La jeune femme s’assit sur un rocher et contempla les étoiles. Une ombre se glissa derrière elle d’un pas lent et assuré avant de s’asseoir à côté de la doctoresse. C’était la gérante de l’établissement que Gwendoleen avait entraperçue en entrant.

« Que fais-tu seule ici ma jolie, tu devrais rejoindre tes amis à l’intérieur. » Dit-elle simplement.

« Je ne suis pas très friande de ce genre de festivités madame Ying, à vrai dire, je préfère le calme de la nuit. »

La gérante passa une main sur son menton, légèrement intriguée par l’attitude de Gwendoleen.

« Tu es si jeune et pourtant j’ai l’impression que tu as vécue bien des choses dans ta vie qui t’ont rendue aussi inflexible que l’acier de tes bras. »

Gwendoleen tourna nonchalamment la tête vers la dame.

« Que voulez-vous dire ? »


« Je veux dire que tu as le pouvoir de posséder tout ce que tu veux mais que tu te brides volontairement pour une raison que j’ignore. Je t’ai observée pendant toute la soirée Gwendoleen…il te suffirait d’un rien pour que tous les hommes soient sous ton charme…et les femmes d’ailleurs. »


Gwendoleen gloussa légèrement avant de répondre.

« Pour qui me prenez-vous ? Une succube ? Avec tout le respect que je vous dois madame Ying, je n’ai jamais vraiment été encline à user de la manipulation pour arriver à mes fins. J’ai toujours vécu ma vie comme je l’entendais et ai toujours agi avec ce que la vie avait bien voulu m’offrir. »

Madame Ying secoua la tête négativement avant de continuer.

« Quel gâchis vraiment…mais j’apprécie ta philosophie de vie bien que ce soit une manière bien incongrue de vivre sa vie. Tu es une perle rare Gwendoleen mais comme toute chose qui est rare, il se peut que tu deviennes l’objet de convoitises. »

La femme se leva finalement avant d’adresser ses salutations à la jeune femme.

« Je te souhaite bon courage ma petite. J’espère que ton séjour ici te plaira. »

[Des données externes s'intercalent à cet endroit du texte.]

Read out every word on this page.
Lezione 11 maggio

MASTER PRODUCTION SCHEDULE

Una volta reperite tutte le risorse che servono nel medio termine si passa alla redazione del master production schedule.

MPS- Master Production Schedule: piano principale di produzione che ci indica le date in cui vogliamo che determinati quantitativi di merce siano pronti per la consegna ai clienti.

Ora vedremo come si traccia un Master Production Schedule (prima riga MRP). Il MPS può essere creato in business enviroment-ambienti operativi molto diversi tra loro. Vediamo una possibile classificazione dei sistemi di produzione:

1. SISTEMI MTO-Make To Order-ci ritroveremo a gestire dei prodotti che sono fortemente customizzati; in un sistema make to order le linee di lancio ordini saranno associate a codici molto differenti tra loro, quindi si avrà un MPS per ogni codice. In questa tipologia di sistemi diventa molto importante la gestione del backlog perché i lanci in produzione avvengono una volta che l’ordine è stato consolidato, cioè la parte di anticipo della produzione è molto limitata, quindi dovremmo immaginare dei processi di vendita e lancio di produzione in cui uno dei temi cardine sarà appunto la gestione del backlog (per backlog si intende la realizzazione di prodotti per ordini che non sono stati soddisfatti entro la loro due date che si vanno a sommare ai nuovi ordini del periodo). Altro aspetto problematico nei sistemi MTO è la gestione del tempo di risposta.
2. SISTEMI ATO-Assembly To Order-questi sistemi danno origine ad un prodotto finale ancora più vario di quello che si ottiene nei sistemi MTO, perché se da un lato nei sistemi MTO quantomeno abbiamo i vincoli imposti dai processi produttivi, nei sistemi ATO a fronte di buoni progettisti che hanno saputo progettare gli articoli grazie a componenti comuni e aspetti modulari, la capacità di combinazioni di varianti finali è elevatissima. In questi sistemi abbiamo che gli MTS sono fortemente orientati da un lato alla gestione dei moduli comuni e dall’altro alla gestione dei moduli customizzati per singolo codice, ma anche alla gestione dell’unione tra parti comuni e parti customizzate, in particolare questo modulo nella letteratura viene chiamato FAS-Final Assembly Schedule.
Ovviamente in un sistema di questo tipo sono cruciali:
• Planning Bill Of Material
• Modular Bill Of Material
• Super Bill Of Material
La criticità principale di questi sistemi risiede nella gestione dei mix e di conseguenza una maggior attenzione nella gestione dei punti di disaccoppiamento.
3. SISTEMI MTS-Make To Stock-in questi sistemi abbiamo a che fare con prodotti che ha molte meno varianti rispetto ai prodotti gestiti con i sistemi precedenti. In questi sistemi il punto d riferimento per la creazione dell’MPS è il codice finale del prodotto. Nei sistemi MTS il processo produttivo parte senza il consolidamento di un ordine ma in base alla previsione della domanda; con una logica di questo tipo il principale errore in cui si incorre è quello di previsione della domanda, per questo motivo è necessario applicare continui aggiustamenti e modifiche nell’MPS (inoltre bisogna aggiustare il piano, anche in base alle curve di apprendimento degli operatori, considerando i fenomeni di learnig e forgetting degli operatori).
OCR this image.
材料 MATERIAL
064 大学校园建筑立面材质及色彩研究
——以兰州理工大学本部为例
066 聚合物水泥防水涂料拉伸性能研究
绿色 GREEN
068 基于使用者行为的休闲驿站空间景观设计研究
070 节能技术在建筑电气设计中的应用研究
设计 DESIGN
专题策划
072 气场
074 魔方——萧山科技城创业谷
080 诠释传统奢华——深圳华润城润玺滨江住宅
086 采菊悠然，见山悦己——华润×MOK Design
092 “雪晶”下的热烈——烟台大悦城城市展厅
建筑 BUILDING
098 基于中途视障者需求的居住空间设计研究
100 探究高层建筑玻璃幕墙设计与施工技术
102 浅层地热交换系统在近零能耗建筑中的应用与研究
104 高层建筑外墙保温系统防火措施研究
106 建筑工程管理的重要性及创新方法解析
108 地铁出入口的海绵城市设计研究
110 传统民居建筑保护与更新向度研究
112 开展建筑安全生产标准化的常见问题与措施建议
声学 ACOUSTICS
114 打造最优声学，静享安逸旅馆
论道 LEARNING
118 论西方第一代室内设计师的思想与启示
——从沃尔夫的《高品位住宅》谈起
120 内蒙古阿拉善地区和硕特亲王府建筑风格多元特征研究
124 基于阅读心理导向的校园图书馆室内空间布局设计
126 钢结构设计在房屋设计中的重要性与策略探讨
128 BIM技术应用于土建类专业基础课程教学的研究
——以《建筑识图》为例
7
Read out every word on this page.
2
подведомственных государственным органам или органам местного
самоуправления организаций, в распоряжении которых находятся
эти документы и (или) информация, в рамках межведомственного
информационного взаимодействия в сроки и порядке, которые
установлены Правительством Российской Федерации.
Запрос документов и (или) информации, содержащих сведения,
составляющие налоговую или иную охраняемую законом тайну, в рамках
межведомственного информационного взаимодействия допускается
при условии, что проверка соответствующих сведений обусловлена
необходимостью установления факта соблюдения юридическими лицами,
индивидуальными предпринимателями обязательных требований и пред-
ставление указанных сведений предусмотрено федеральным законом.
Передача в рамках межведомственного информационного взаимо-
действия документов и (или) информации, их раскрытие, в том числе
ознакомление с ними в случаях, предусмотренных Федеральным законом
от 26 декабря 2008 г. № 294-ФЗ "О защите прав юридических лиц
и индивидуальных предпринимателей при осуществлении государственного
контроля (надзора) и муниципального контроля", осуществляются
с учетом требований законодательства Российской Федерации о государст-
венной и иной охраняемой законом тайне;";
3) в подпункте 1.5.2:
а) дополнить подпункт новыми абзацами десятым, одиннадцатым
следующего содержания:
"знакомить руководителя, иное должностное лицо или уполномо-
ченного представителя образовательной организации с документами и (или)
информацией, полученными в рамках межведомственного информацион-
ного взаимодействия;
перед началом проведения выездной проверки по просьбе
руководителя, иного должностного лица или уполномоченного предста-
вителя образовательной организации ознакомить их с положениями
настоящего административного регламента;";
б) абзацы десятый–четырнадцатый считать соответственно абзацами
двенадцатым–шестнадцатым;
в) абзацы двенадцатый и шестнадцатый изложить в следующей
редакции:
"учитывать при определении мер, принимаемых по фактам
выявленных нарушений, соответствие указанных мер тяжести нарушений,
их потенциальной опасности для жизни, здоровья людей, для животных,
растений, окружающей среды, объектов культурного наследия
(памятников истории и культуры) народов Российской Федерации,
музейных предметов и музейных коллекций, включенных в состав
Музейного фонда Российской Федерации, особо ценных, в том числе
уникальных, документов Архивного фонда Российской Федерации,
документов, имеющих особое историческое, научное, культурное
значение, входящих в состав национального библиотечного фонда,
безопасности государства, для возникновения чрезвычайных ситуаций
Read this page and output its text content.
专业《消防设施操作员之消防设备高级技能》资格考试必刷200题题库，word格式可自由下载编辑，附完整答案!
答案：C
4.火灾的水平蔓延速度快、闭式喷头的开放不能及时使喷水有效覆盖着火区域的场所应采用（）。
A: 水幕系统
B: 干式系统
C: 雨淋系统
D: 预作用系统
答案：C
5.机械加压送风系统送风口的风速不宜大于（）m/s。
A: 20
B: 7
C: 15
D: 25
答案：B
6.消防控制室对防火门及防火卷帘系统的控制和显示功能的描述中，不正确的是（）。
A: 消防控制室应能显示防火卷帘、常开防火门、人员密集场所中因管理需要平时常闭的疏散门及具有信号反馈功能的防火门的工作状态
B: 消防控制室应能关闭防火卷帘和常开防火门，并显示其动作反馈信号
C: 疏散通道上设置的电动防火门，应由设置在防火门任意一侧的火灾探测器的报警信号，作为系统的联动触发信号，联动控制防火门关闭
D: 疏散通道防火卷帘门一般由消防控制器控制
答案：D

Elle s’en alla ensuite en laissant Gwendoleen seule. La jeune doctoresse resta à l’écart pendant encore quelques heures jusqu’à ce qu’elle soit assurée que la majeure partie de l’équipage se soit endormi avant de rejoindre les bains. La jeune femme se dévêtit et posa ses affaires dans le vestiaire avant de s’immerger dans l’eau. Ces eaux avaient des vertus thérapeutiques puisque l’eau chaude possédait une meilleure capacité de dissolution et était plus chargée en minéraux. De ce fait, elles permettaient une revitalisation du corps par le biais de cures thermales. La doctoresse s’adossa contre un rocher et ferma simplement les yeux en profitant de la chaleur offerte par le bain. Pour l’instant, Gwendoleen voulait juste profiter d’un peu d’intimité sans être dérangée. Après le bain, si personne ne venait la perturber, la doctoresse irait sûrement se coucher directement jusqu’au petit matin.